Facilitando os negócios 

Há um movimento no meio empresarial brasileiro para assegurar a percepção de organização ética por meio dos programas e estruturas de compliance. Uma das iniciativas é a certificação “Empresa Pró-Ética”, que reconhece esforços de companhias comprometidas com a prevenção e o combate à corrupção e outros tipos de fraudes, independentemente do porte e do ramo de atuação.

Iniciativa do Ministério da Transparência, Fiscalização e Controle e do Instituto Ethos, o selo teve 97 organizações inscritas voluntariamente para se submeter a avaliação em 2015, das quais 19 foram aprovadas, entre elas Dudalina, 3M, Osram e AES Eletropaulo. As que não atingiram o nível exigido receberam uma lista de pontos a melhorar. Na edição 2016, o número de inscrições dobrou – 195 – e foram aprovadas 25 empresas. 

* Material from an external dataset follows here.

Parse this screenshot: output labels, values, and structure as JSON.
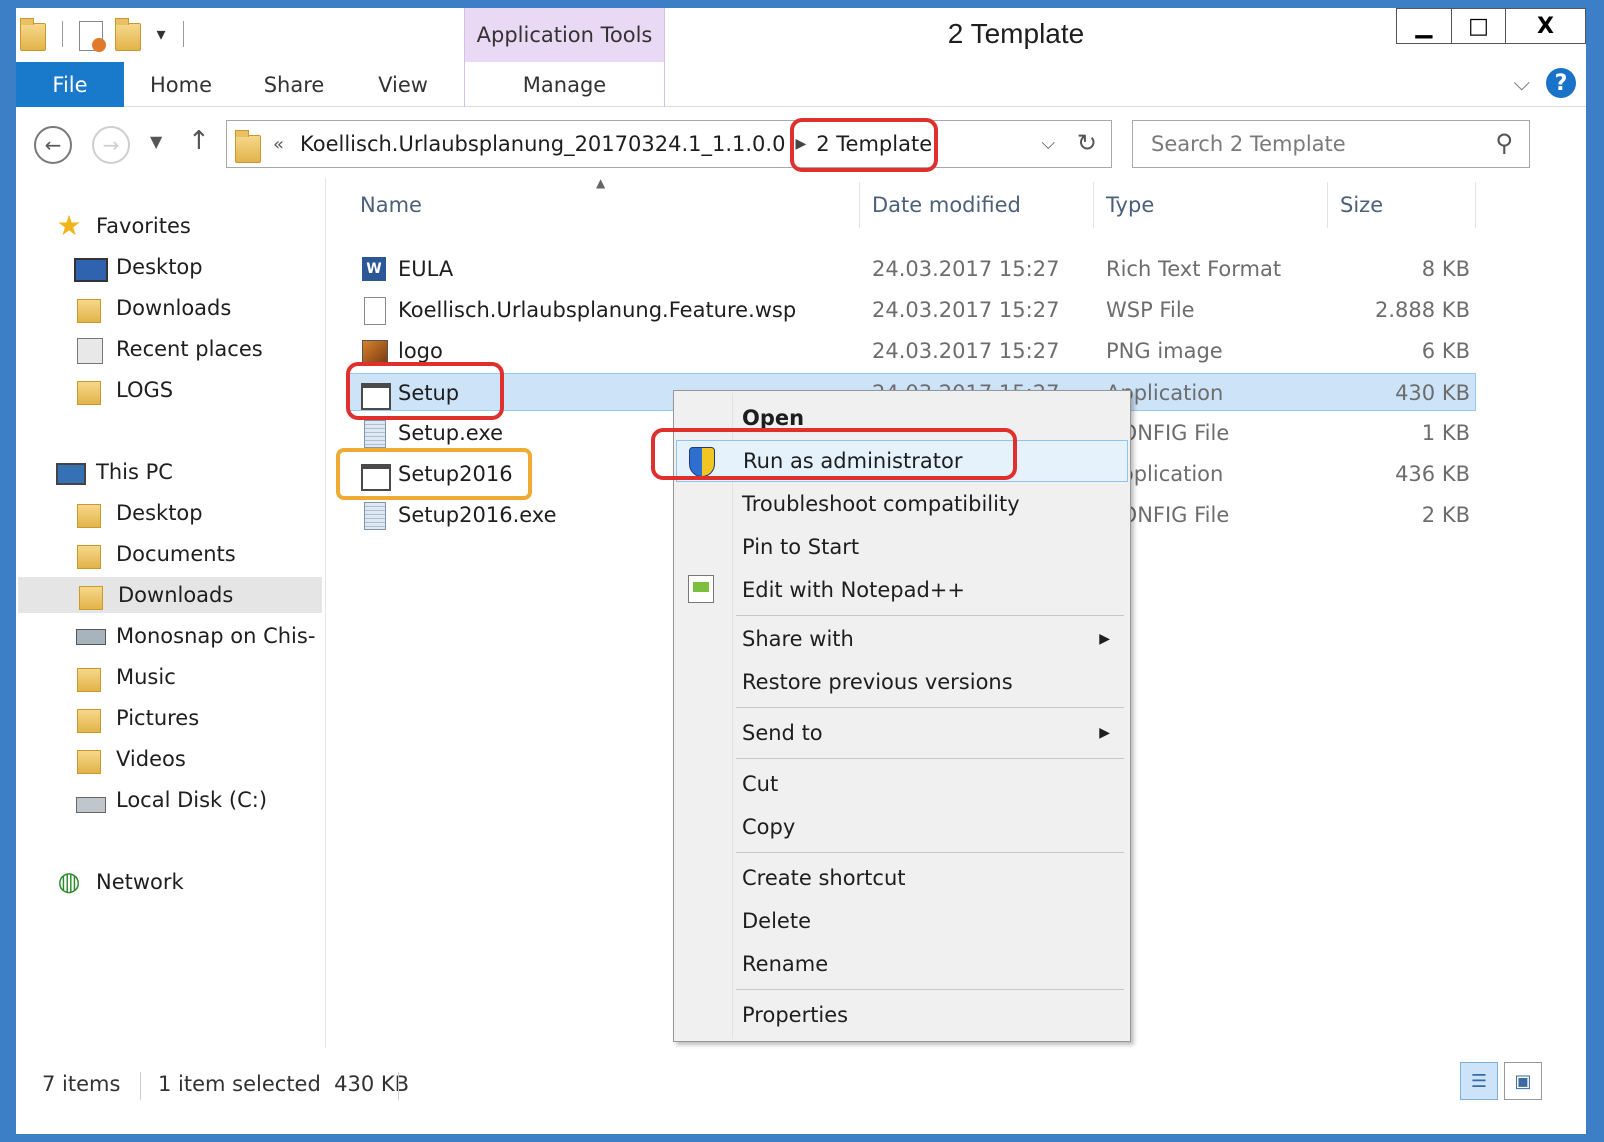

A BM&FBovespa também oferece aos investidores em ações mecanismos para reconhecer as organizações que controlam melhor seus riscos, reunidas no chamado Novo Mercado. Em junho de 2016, isso foi ainda mais reforçado, com a inclusão de novas regras envolvendo deveres e competências ligados a compliance. Essas companhias têm de divulgar, em seus formulários de referência, como estão mitigando cada tipo de risco e como estão em compliance em relação a eles, explica Eduardo Lopes Faria, diretor de controles internos, compliance e risco corporativo da BM&FBovespa.

A colaboração entre funções é fundamental para a execução do programa na GE

A Estratégia Nacional de Combate à Corrupção e à Lavagem de Dinheiro, fórum que reúne mais de 70 órgãos públicos e entidades privadas ligados à prevenção e à repressão da corrupção, tem proposto beneficiar, em contratações públicas, empresas com programas de compliance, mas isso depende do Congresso.

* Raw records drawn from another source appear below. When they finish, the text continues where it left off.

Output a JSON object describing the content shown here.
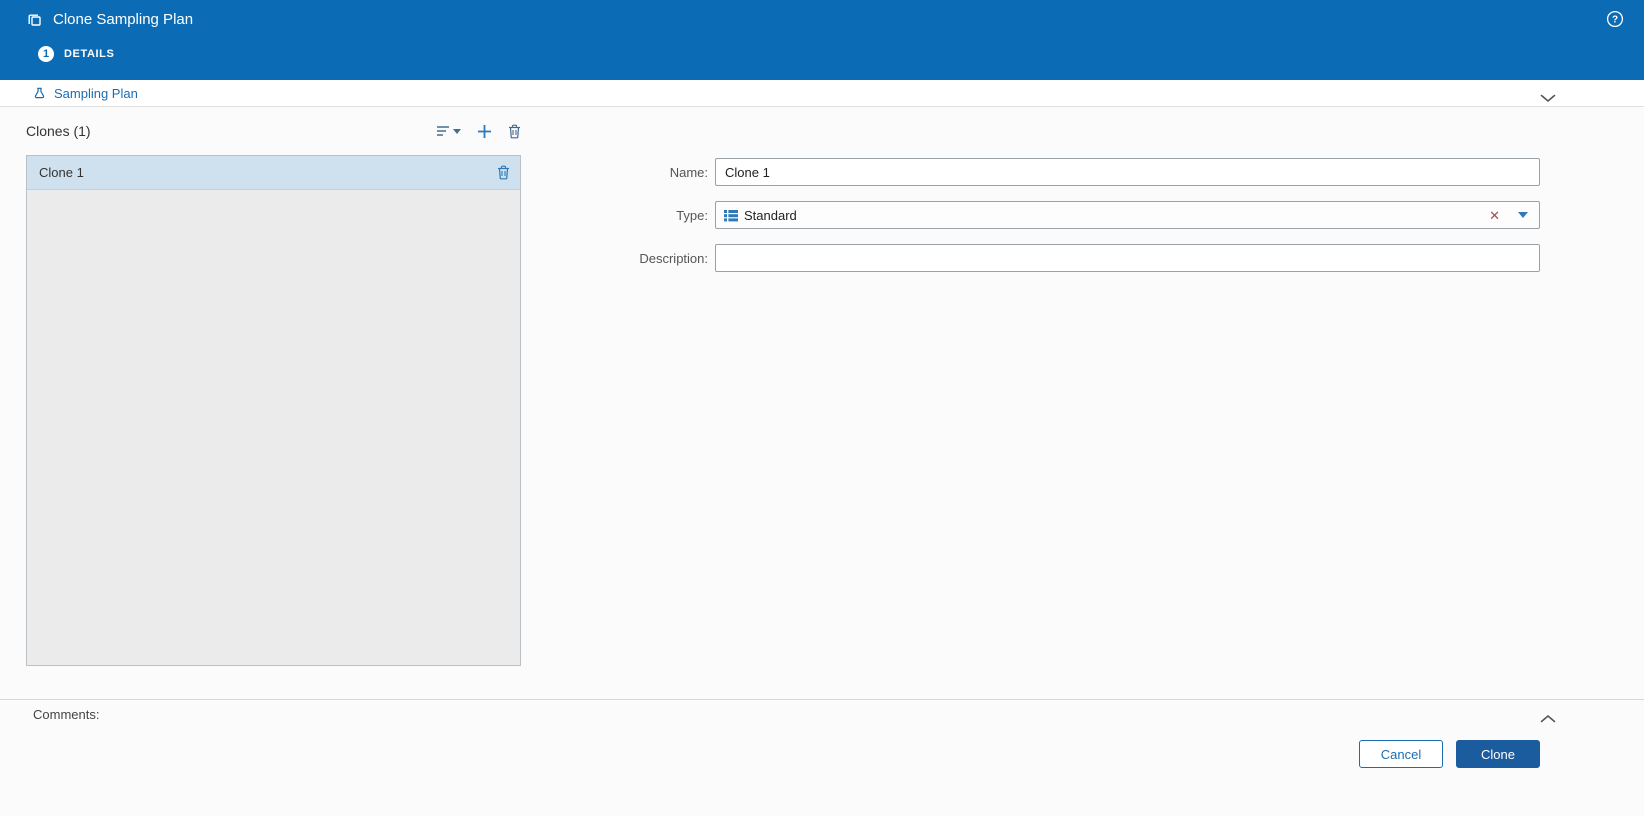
{
  "header": {
    "title": "Clone Sampling Plan",
    "step": {
      "number": "1",
      "label": "DETAILS"
    }
  },
  "breadcrumb": {
    "label": "Sampling Plan"
  },
  "clones_panel": {
    "title": "Clones (1)",
    "items": [
      {
        "label": "Clone 1",
        "selected": true
      }
    ]
  },
  "form": {
    "name": {
      "label": "Name:",
      "value": "Clone 1"
    },
    "type": {
      "label": "Type:",
      "value": "Standard"
    },
    "description": {
      "label": "Description:",
      "value": ""
    }
  },
  "comments": {
    "label": "Comments:"
  },
  "footer": {
    "cancel_label": "Cancel",
    "clone_label": "Clone"
  },
  "icons": {
    "header_left": "clone-copy-icon",
    "header_right": "help-icon",
    "breadcrumb": "sampling-plan-flask-icon",
    "toolbar": [
      "filter-icon",
      "add-icon",
      "trash-icon"
    ],
    "type_field": [
      "list-icon",
      "clear-x-icon",
      "dropdown-arrow-icon"
    ]
  },
  "colors": {
    "header_blue": "#0b6cb5",
    "accent_blue": "#1b6db2",
    "button_blue": "#1a5c9e",
    "selection_blue": "#cfe0ee",
    "list_bg": "#ebebeb"
  }
}
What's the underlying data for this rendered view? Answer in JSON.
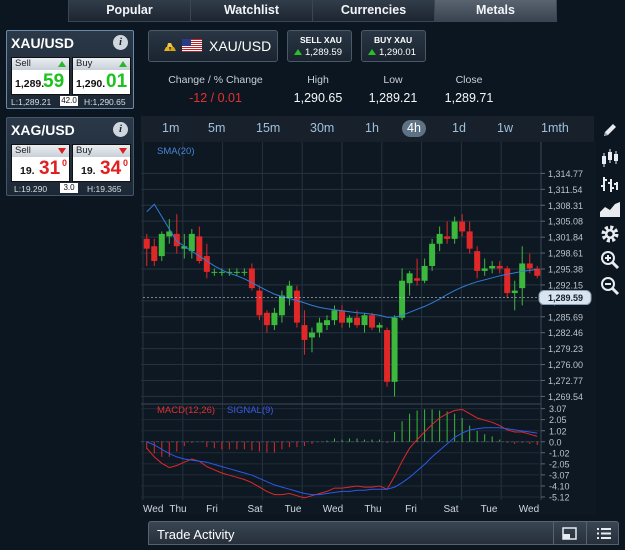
{
  "tabs": [
    "Popular",
    "Watchlist",
    "Currencies",
    "Metals"
  ],
  "active_tab": "Metals",
  "instruments": [
    {
      "name": "XAU/USD",
      "sell_label": "Sell",
      "buy_label": "Buy",
      "sell_small": "1,289.",
      "sell_big": "59",
      "sell_sup": "",
      "buy_small": "1,290.",
      "buy_big": "01",
      "buy_sup": "",
      "low": "L:1,289.21",
      "spread": "42.0",
      "high": "H:1,290.65",
      "direction": "up"
    },
    {
      "name": "XAG/USD",
      "sell_label": "Sell",
      "buy_label": "Buy",
      "sell_small": "19.",
      "sell_big": "31",
      "sell_sup": "0",
      "buy_small": "19.",
      "buy_big": "34",
      "buy_sup": "0",
      "low": "L:19.290",
      "spread": "3.0",
      "high": "H:19.365",
      "direction": "down"
    }
  ],
  "header": {
    "symbol": "XAU/USD",
    "sell_btn": {
      "title": "SELL XAU",
      "price": "1,289.59"
    },
    "buy_btn": {
      "title": "BUY XAU",
      "price": "1,290.01"
    },
    "stats": [
      {
        "label": "Change / % Change",
        "value": "-12 / 0.01",
        "color": "#e53030"
      },
      {
        "label": "High",
        "value": "1,290.65"
      },
      {
        "label": "Low",
        "value": "1,289.21"
      },
      {
        "label": "Close",
        "value": "1,289.71"
      }
    ]
  },
  "timeframes": [
    "1m",
    "5m",
    "15m",
    "30m",
    "1h",
    "4h",
    "1d",
    "1w",
    "1mth"
  ],
  "active_timeframe": "4h",
  "tools": [
    "pencil-icon",
    "candlestick-icon",
    "ohlc-bars-icon",
    "area-chart-icon",
    "settings-gear-icon",
    "zoom-in-icon",
    "zoom-out-icon"
  ],
  "trade_activity": {
    "title": "Trade Activity"
  },
  "chart_data": {
    "type": "candlestick",
    "indicator_label": "SMA(20)",
    "price_ticks": [
      "1,314.77",
      "1,311.54",
      "1,308.31",
      "1,305.08",
      "1,301.84",
      "1,298.61",
      "1,295.38",
      "1,292.15",
      "1,288.92",
      "1,285.69",
      "1,282.46",
      "1,279.23",
      "1,276.00",
      "1,272.77",
      "1,269.54"
    ],
    "price_range": [
      1268.0,
      1318.3
    ],
    "current_price": "1,289.59",
    "current_price_value": 1289.59,
    "x_labels": [
      "Wed",
      "Thu",
      "Fri",
      "Sat",
      "Tue",
      "Wed",
      "Thu",
      "Fri",
      "Sat",
      "Tue",
      "Wed"
    ],
    "candles": [
      [
        1301.5,
        1302.5,
        1296.0,
        1299.5
      ],
      [
        1300.0,
        1301.5,
        1296.0,
        1297.0
      ],
      [
        1298.0,
        1303.0,
        1297.0,
        1302.5
      ],
      [
        1302.0,
        1305.5,
        1300.5,
        1303.0
      ],
      [
        1302.5,
        1306.5,
        1298.5,
        1300.0
      ],
      [
        1299.5,
        1302.5,
        1297.5,
        1300.0
      ],
      [
        1299.0,
        1303.5,
        1297.5,
        1302.5
      ],
      [
        1302.0,
        1304.0,
        1296.5,
        1297.0
      ],
      [
        1298.0,
        1300.5,
        1293.5,
        1294.8
      ],
      [
        1294.8,
        1295.5,
        1294.0,
        1294.8
      ],
      [
        1294.8,
        1295.5,
        1294.0,
        1294.8
      ],
      [
        1294.8,
        1295.5,
        1294.0,
        1294.8
      ],
      [
        1294.8,
        1295.5,
        1294.0,
        1294.8
      ],
      [
        1294.8,
        1295.5,
        1294.0,
        1294.8
      ],
      [
        1295.5,
        1296.5,
        1291.0,
        1291.5
      ],
      [
        1291.0,
        1292.0,
        1285.0,
        1286.0
      ],
      [
        1286.5,
        1287.0,
        1282.5,
        1284.0
      ],
      [
        1284.0,
        1287.5,
        1283.0,
        1286.5
      ],
      [
        1286.0,
        1291.0,
        1284.5,
        1290.0
      ],
      [
        1289.5,
        1293.0,
        1288.0,
        1292.0
      ],
      [
        1291.0,
        1292.0,
        1283.5,
        1284.5
      ],
      [
        1284.0,
        1287.0,
        1278.0,
        1281.0
      ],
      [
        1281.5,
        1283.5,
        1278.5,
        1282.5
      ],
      [
        1282.5,
        1285.5,
        1281.5,
        1284.5
      ],
      [
        1284.0,
        1286.0,
        1283.0,
        1285.0
      ],
      [
        1285.0,
        1288.0,
        1284.0,
        1287.0
      ],
      [
        1287.0,
        1288.0,
        1283.5,
        1284.5
      ],
      [
        1284.5,
        1286.0,
        1283.5,
        1285.5
      ],
      [
        1285.5,
        1287.0,
        1283.5,
        1284.0
      ],
      [
        1284.0,
        1286.5,
        1282.5,
        1286.0
      ],
      [
        1286.0,
        1286.5,
        1283.0,
        1283.5
      ],
      [
        1283.5,
        1284.5,
        1282.5,
        1284.0
      ],
      [
        1283.0,
        1283.5,
        1271.5,
        1272.5
      ],
      [
        1272.5,
        1286.0,
        1269.5,
        1285.5
      ],
      [
        1285.5,
        1295.5,
        1285.0,
        1293.0
      ],
      [
        1292.5,
        1295.0,
        1290.0,
        1294.5
      ],
      [
        1293.5,
        1297.5,
        1292.0,
        1293.0
      ],
      [
        1293.0,
        1297.5,
        1292.5,
        1296.0
      ],
      [
        1296.0,
        1301.5,
        1295.0,
        1300.5
      ],
      [
        1300.5,
        1304.0,
        1299.0,
        1302.5
      ],
      [
        1302.0,
        1305.0,
        1300.5,
        1301.5
      ],
      [
        1301.5,
        1306.0,
        1300.5,
        1305.0
      ],
      [
        1305.0,
        1306.5,
        1302.0,
        1303.0
      ],
      [
        1303.0,
        1305.0,
        1298.5,
        1299.5
      ],
      [
        1299.0,
        1300.0,
        1293.5,
        1295.0
      ],
      [
        1295.0,
        1297.5,
        1294.0,
        1295.5
      ],
      [
        1295.5,
        1297.0,
        1294.5,
        1296.0
      ],
      [
        1296.0,
        1297.0,
        1294.5,
        1295.5
      ],
      [
        1295.5,
        1296.0,
        1289.5,
        1290.5
      ],
      [
        1290.5,
        1293.0,
        1287.0,
        1291.0
      ],
      [
        1291.5,
        1300.0,
        1288.0,
        1296.5
      ],
      [
        1296.5,
        1298.5,
        1294.5,
        1295.5
      ],
      [
        1295.5,
        1296.0,
        1293.5,
        1294.0
      ]
    ],
    "sma": [
      1307.0,
      1308.5,
      1306.0,
      1303.5,
      1301.0,
      1300.0,
      1299.0,
      1298.0,
      1297.0,
      1296.0,
      1295.2,
      1294.5,
      1294.0,
      1293.4,
      1292.6,
      1291.8,
      1291.0,
      1290.3,
      1289.8,
      1289.4,
      1289.0,
      1288.5,
      1288.0,
      1287.6,
      1287.3,
      1287.1,
      1286.9,
      1286.7,
      1286.5,
      1286.4,
      1286.2,
      1286.0,
      1285.6,
      1285.6,
      1286.0,
      1286.6,
      1287.2,
      1287.8,
      1288.5,
      1289.3,
      1290.2,
      1291.0,
      1291.7,
      1292.3,
      1292.8,
      1293.2,
      1293.6,
      1294.0,
      1294.3,
      1294.6,
      1294.9,
      1295.1,
      1295.3
    ],
    "macd": {
      "label": "MACD(12,26)",
      "signal_label": "SIGNAL(9)",
      "ticks": [
        "3.07",
        "2.05",
        "1.02",
        "0.0",
        "-1.02",
        "-2.05",
        "-3.07",
        "-4.10",
        "-5.12"
      ],
      "range": [
        -5.4,
        3.5
      ],
      "macd_line": [
        -0.6,
        -1.4,
        -2.0,
        -2.4,
        -2.2,
        -1.9,
        -1.6,
        -1.8,
        -2.3,
        -2.6,
        -2.9,
        -3.1,
        -3.3,
        -3.5,
        -3.8,
        -4.2,
        -4.6,
        -4.9,
        -4.9,
        -4.8,
        -5.0,
        -5.2,
        -5.0,
        -4.8,
        -4.6,
        -4.3,
        -4.3,
        -4.2,
        -4.1,
        -4.2,
        -4.2,
        -4.1,
        -4.4,
        -3.2,
        -1.8,
        -0.6,
        0.2,
        0.9,
        1.6,
        2.2,
        2.6,
        2.9,
        3.0,
        2.6,
        2.2,
        2.0,
        1.8,
        1.5,
        1.1,
        0.9,
        0.9,
        0.7,
        0.5
      ],
      "signal_line": [
        0.0,
        -0.3,
        -0.7,
        -1.1,
        -1.4,
        -1.6,
        -1.7,
        -1.8,
        -1.9,
        -2.1,
        -2.3,
        -2.5,
        -2.7,
        -2.9,
        -3.1,
        -3.4,
        -3.7,
        -4.0,
        -4.2,
        -4.4,
        -4.6,
        -4.8,
        -4.9,
        -4.9,
        -4.8,
        -4.7,
        -4.6,
        -4.6,
        -4.5,
        -4.5,
        -4.4,
        -4.4,
        -4.4,
        -4.2,
        -3.8,
        -3.3,
        -2.7,
        -2.1,
        -1.4,
        -0.8,
        -0.2,
        0.4,
        0.8,
        1.1,
        1.2,
        1.3,
        1.3,
        1.3,
        1.2,
        1.1,
        1.0,
        0.9,
        0.8
      ],
      "histogram": [
        -0.7,
        -1.1,
        -1.4,
        -1.4,
        -0.9,
        -0.4,
        -0.1,
        0.0,
        -0.5,
        -0.6,
        -0.7,
        -0.7,
        -0.7,
        -0.7,
        -0.8,
        -0.9,
        -1.0,
        -1.0,
        -0.7,
        -0.5,
        -0.5,
        -0.4,
        -0.2,
        0.0,
        0.1,
        0.3,
        0.2,
        0.3,
        0.3,
        0.2,
        0.2,
        0.2,
        -0.1,
        0.9,
        1.9,
        2.6,
        2.9,
        3.0,
        3.0,
        2.9,
        2.8,
        2.6,
        2.2,
        1.5,
        1.0,
        0.7,
        0.5,
        0.2,
        -0.1,
        -0.2,
        -0.1,
        -0.2,
        -0.3
      ]
    }
  }
}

Marta Viegas conselheira do IBGC, em cujos eventose conteúdos o tema do compliance é cada vez mais presente
Marta Viegas conselheira do IBGC, em cujos eventose conteúdos o tema do compliance é cada vez mais presente

Evolução mundial 

Um sinal claro da maior disseminação do compliance no Brasil é o fato de o Instituto Brasileiro de Governança Corporativa (IBGC) estar incluindo o assunto com maior ênfase em seus eventos. “Compliance e governança corporativa são coisas diferentes, mas se entrelaçam na medida em que ambos buscam garantir maior transparência e equidade”, explica Marta Viegas, conselheira do IBGC. 

O ambiente de negócios está mudando, como reflexo do comportamento da sociedade, e isso não é só no Brasil. “O compliance está em evolução em todos os países, o que criará um ambiente de negócios mais justo e competitivo”, opina Torrecillas, da GE. Conforme o mundo evolui, as regras de compliance evoluem com ele.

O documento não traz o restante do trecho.